Recent initiatives in UK schools to introduce 'emotional literacy' schemes, have begun to open up this important aspect of children's lives, allowing them to explore both the fulfillment and frustration of their personal and social needs and interests in the form of joy, sadness, surprise and boredom...
ecl values this way of knowing as a register of what is happening around us which is vitally important to our social sensitivity and well-being. Emotional literacy also provides a foundation for a more participatory way of living and enables us to work with emotional tension, a central ingredient of the creative process.
Try it
Look carefully at a painting that you particularly enjoy. Take in its colours, shapes and patterns. The picture might include some people - look at their facial expressions and body postures. What feelings are evoked for you? Does the picture make you feel tranquil or excited; happy or anxious? Try to identify where in your body the emotion most strongly resides.
Sensing
By sharpening our senses and becoming aware to what is actually happening in the moment, we can develop the capacity to use our bodies as a source of information.

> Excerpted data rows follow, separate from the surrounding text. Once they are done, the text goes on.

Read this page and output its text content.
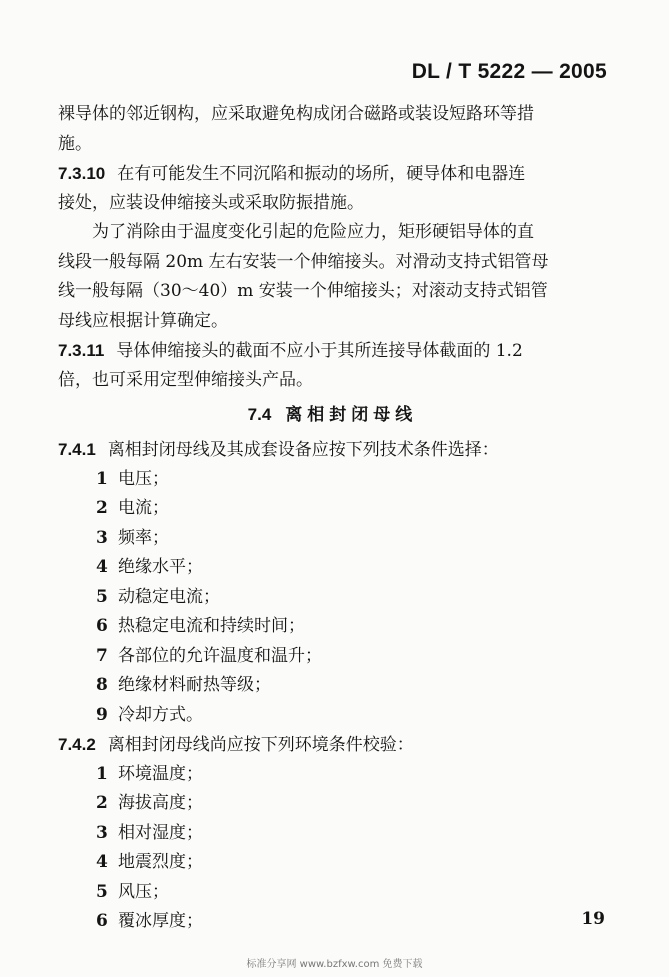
DL / T 5222 — 2005
裸导体的邻近钢构，应采取避免构成闭合磁路或装设短路环等措
施。
7.3.10 在有可能发生不同沉陷和振动的场所，硬导体和电器连
接处，应装设伸缩接头或采取防振措施。
为了消除由于温度变化引起的危险应力，矩形硬铝导体的直
线段一般每隔 20m 左右安装一个伸缩接头。对滑动支持式铝管母
线一般每隔（30～40）m 安装一个伸缩接头；对滚动支持式铝管
母线应根据计算确定。
7.3.11 导体伸缩接头的截面不应小于其所连接导体截面的 1.2
倍，也可采用定型伸缩接头产品。
7.4 离相封闭母线
7.4.1 离相封闭母线及其成套设备应按下列技术条件选择：
1 电压；
2 电流；
3 频率；
4 绝缘水平；
5 动稳定电流；
6 热稳定电流和持续时间；
7 各部位的允许温度和温升；
8 绝缘材料耐热等级；
9 冷却方式。
7.4.2 离相封闭母线尚应按下列环境条件校验：
1 环境温度；
2 海拔高度；
3 相对湿度；
4 地震烈度；
5 风压；
6 覆冰厚度；	19
标准分享网 www.bzfxw.com 免费下载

Recently this capacity has been referred to as 'presence' or 'presencing'. It is the faculty that enables us to have direct contact with experience and phenomena. Importantly, with practice sensing also authorizes intuition.
There is skill involved in being present, in registering phenomena, and in making meaning of it. This skill involves the capacity to sense, to notice small changes, to tolerate ambiguity, to describe experience without interpreting it. From a systemic perspective, these somatic (bodily) responses guide us in a different way from 'out there' knowledge, reconnecting us to our bodies and our sensations - hot or cold, pain or pleasure, longing or contraction.
Being present forms the basis of this 'seeing anew'. With skill it can provide people with a source of insight and intuition - central and essential for personal learning and creativity.
Try it
Focus on your body as you look at something in the room that has meaning for you - it could be the clock, or a photograph, the weather from the window, a task waiting for you on the desk. Notice what occurs in your body as your gaze shifts. Can you describe these sensations? Put on the radio, or imagine writing to someone important and notice what changes again.Intuiting
Intuition is often associated with the creative process, whereby we somehow have a direct sense of knowing an answer or solving a problem. And yet education has no clear sense of how to develop this capability. Part of the ecl quest is to explore what it is and what it means for learning and creativity. Our experiential starting point is achieving a state of stillness so as to provide a space for insight to arise. It is not an intellectual or deductive process, yet it is often sense-making, alerting us to what could be.
Intuition is often referred to as the sixth sense. A dictionary definition of intuition offers the phrase 'immediate knowledge' which points to it being experiential rather than conceptual, and not the result of any deliberate thought process. Being mentally still and present allows us to become receptive to different forms of information, some of which we will already be conscious of but most we will not. It brings fresh perspective and insight.
Learning to trust our intuition is an art and takes time and practice. It brings with it a feeling of confidence and certainty, and inspires us to become creative and open to imaginative alternatives.
Try it
Think of a question that matters and imagine that it sits in your belly, quiet and yet powerful. Then let your attention widen to all that may live around the question. Whatever comes up as you contemplate this, give it space. Let what arises have space in you. Now return to the question. Does it seem the same now?